Togo: La 5ème République et après ?

24 Mai 2024
analyse

La loi portant réforme constitutionnelle a été promulguée par le Président de la République du Togo, Faure Gnassingbé, le 06 Mai, après une seconde lecture et le vote de l’Assemblée nationale du 19 Avril 2024, faisant ainsi entrer le Togo dans l’ère des régimes parlementaires.

Dans la foulée des élections législatives et régionales, le parlement vient d’être installé le lundi 21 mai 2024, avec une  majorité de 108 députés en faveur du pouvoir en place sur les 113 que compte l’Assemblée nationale, quasi monocolore à la « soviétique ».

Si au plan politique la victoire écrasante de la coalition autour d’UNIR, le parti présidentiel, est maintenant établie, ses conséquences politiques n’ont pas été analysées en profondeur.

L’installation de l’Assemblée nationale du Togo donne déjà des éléments d’analyse sur la configuration future du débat politique, à la lumière des déclarations des deux camps.

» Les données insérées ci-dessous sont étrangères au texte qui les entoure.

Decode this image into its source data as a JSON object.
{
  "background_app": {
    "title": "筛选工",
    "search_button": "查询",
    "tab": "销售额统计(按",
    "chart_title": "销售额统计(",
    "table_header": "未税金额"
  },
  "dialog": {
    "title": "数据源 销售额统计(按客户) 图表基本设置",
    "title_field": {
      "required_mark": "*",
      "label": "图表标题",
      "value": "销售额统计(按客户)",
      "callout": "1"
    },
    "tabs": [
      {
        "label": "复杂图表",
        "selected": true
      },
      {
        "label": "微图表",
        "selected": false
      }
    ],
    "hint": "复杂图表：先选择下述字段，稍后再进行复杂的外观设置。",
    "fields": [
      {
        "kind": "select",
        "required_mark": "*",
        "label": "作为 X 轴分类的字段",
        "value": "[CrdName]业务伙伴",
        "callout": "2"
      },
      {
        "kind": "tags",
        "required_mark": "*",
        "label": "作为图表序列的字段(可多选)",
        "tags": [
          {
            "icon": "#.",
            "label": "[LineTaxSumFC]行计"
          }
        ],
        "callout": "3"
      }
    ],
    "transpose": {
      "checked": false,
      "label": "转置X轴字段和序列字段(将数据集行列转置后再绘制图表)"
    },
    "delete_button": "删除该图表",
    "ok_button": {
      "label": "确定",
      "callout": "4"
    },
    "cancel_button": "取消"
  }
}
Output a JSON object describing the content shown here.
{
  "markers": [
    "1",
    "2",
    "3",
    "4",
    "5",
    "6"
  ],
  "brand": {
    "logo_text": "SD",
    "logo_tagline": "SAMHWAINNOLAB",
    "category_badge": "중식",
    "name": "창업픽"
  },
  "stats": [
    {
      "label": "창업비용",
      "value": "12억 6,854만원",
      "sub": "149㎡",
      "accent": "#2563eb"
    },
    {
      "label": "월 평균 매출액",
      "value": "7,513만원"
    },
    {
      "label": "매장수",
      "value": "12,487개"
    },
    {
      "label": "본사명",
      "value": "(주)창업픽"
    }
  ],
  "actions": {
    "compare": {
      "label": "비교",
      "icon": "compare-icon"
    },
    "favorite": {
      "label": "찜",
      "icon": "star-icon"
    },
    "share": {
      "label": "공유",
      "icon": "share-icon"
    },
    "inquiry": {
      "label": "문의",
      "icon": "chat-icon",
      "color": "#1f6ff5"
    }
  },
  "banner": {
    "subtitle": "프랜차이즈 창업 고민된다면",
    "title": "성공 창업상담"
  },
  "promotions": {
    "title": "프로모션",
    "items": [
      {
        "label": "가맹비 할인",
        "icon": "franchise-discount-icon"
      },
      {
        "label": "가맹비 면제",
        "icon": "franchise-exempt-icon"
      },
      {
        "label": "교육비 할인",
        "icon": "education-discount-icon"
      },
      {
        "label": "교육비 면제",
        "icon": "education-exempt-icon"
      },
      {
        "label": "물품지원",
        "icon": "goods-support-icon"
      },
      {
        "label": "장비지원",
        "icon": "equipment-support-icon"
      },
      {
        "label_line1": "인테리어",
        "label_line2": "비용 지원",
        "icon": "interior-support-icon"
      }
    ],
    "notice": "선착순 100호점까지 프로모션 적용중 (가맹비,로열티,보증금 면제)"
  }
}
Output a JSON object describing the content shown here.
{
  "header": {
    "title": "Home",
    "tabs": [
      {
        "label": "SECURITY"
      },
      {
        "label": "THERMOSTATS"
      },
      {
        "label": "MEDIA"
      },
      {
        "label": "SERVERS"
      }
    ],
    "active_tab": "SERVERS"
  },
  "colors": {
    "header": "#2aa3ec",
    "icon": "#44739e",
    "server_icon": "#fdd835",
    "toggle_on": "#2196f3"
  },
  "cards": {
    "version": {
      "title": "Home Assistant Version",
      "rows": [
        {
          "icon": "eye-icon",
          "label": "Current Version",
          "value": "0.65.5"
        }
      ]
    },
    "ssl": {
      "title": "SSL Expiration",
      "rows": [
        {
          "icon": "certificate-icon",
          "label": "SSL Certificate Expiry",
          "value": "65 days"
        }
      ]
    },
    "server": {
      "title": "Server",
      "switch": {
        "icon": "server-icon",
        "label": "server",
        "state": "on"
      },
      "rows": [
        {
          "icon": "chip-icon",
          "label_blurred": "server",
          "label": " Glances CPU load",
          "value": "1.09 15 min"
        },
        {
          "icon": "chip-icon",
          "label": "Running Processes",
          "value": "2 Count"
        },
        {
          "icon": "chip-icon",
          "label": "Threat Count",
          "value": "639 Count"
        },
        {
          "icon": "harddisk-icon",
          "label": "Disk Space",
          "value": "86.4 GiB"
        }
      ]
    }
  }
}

En effet, si du côté du camp au pouvoir on semble appeler à tourner la page des contentieux politiques préélectoraux pour travailler à titre exclusif pour le peuple, du côté de l’opposition, en revanche, les opinions semblent diverger. Du côté de Jean Pierre Fabre et son parti l’Alliance nationale pour le changement (ANC), il y a le clair obscur sur sa future participation à l’Assemblée dont ils contestent toujours la légitimité, considérant qu’on leur a « octroyé » un siège. L’expérience du boycott des législatives de 2018, et ses conséquences, doit les amener à exclure tout boycott de l’Assemblée, acte qui les priveraient de toute tribune pour s’exprimer sur les questions nationales, y compris les questions institutionnelles.

Telle n’est pas la position de Brigitte Kafui Adjamavo Johnson, pour qui le débat sur la constitution n’est pas et doit pas être clos avec la fin du processus de révision de la Constitution. Il se posera selon elle, dans l’enceinte de l’Assemblée fondamentalement. Ceci peut se comprendre dans une certaine mesure car, l’Assemblée doit être le lieu du débat politique national dans une démocratie qui se respecte. A défaut le débat se fera dans la rue, ce qui peut être une source d’instabilité. Une telle option n’est pas souhaitable.

Maintenant, tout dépendra de l’attitude de la majorité vis-à-vis de l’opposition, mais aussi des règles du jeu au sein du parlement, qui désormais sous l’empire de la nouvelle Constitution, sera le siège de la légitimité démocratique de l’exécutif togolais.

Mais la question qui ne manquera pas de se poser, est celle de savoir quel est l’intérêt d’une élection présidentielle au suffrage universelle indirect, dès lors que le détenteur réel du pouvoir exécutif sera désormais le président du Conseil des ministres ?

Quel est donc la marge d’action dont dispose l’opposition aujourd’hui au Togo avec la nouvelle Constitution, qui ne lui permet pas, au vu de ses résultats, d’avoir un groupe parlementaire ?

L’après 5ème république pour parler trivialement, sera un faisceau de questionnements à tout au moins trois niveaux.

D’abord, au niveau de la durée du mandat, le président qui sera élu après le terme de celui de Faure Gnassingbé, exercera, même si c’est à la « Medvedev/ Poutine » ses prérogatives quoique symboliques, pour une durée de 4 ans, soit deux de moins que sous le régime de la constitution antérieure.  Du coup les députés et sénateurs qui ont un mandat de 6 ans, disposent, par ce simple fait, d’un ascendant sur le Président de la République.

Ensuite, le nouveau texte constitutionnel aménage dans ses dispositions transitoires, d’un délai de 12 mois pour la mise en œuvre du dispositif institutionnel complet à savoir : l’élection du président du conseil des ministres, la mise en place du Sénat après la désignation de ses membres, pour former le Parlement bicaméral du Togo.

D’ici là, bien sûr l’actuel président Faure Essozimna Gnassingbé reste aux commandes, et continu de présider au destin de près de 8,6 millions de Togolais toutes tendances confondues, avec des soupçons qui pèsent sur lui de vouloir aller au bout de son mandat en 2025, avant d’engager les réformes nées du nouveau texte constitutionnel. Les prochains jours permettront sans doute d’y voir clair.